With shades of the US-Mexican border programme, the Otago regional council is drawing up plans for what it is calling a comprehensive, incursion response, control and surveillance strategy to stop wallabies from across the Canterbury border getting a foothold.
A paper written by staff for the council proposes "search-and-destroy missions" and "ground-truthing".
Otago is already struggling with the worst rabbit problem in the country and the regional council fears the wallaby could be the new rabbit.
The council's director of environmental monitoring and operations, Jeff Donaldson, said the wallabies were now on the south side of the Waitaki River and coming into Otago over the Hawkdun mountain range.
Mr Donaldson said it was time to get serious.
"We've had three notifications [of animals found] in recent times, and one in Dansey's Pass in the headwaters of the Kakanui river."
"I have no idea how many there are but we want to make sure they don't have the opportunity of spreading further afield in Otago."
There were just three pairs of wallaby introduced to Waimate in South Canterbury 140 years ago, and now there are estimated to be hundreds of thousands of them, spreading at about 50 square kilometres a year.

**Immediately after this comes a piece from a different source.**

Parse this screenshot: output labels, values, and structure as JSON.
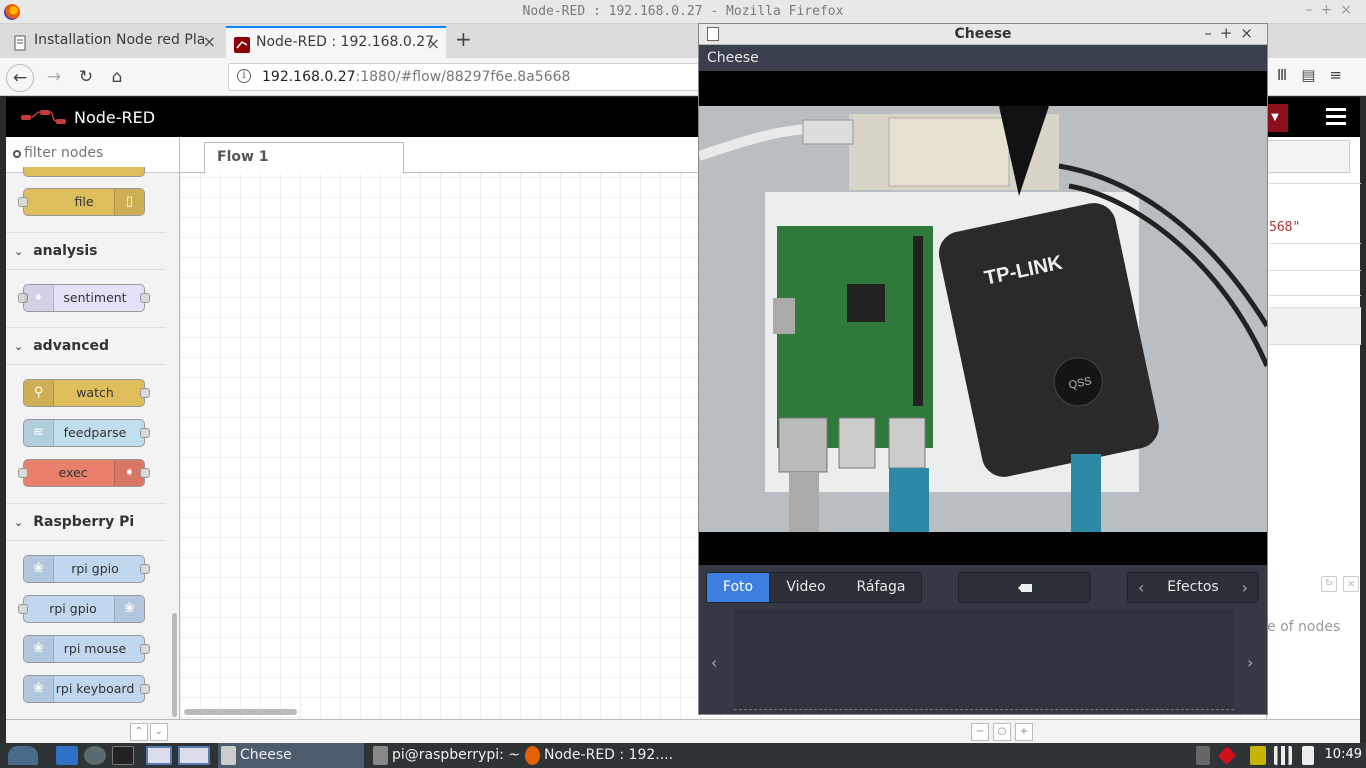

Wallabies have been getting across the Waitaki River by hopping over the Aviemore Dam at night, and from there up and over the Hawdun range into North Otago.
Environment Canterbury (the Canterbury regional council), which patrols the south side of the river, says it has put up a fence to stop more coming over the dam, and has two dog teams running search-and-destroy missions twice a year.
Environment Canterbury's biosecurity team leader, Brent Glentworth, said it had a shortage of tools in its toolbox to control animals spread out in low numbers.
"We are endeavouring to control these wallabies. It's a very hard task. I can't say if we will be successful at this stage. I hope we are," he said.
That's not good enough for Federated Farmers' North Otago president, Richard Strowger.
He said Environment Canterbury had not been doing enough, so Otago must get stuck in.
"Is it any different to a pest incursion into Auckland from overseas?" Mr Strowger said.
"We don't have wallaby in Otago and they are not going to benefit us one little bit, so we have to do everything we can to keep them out."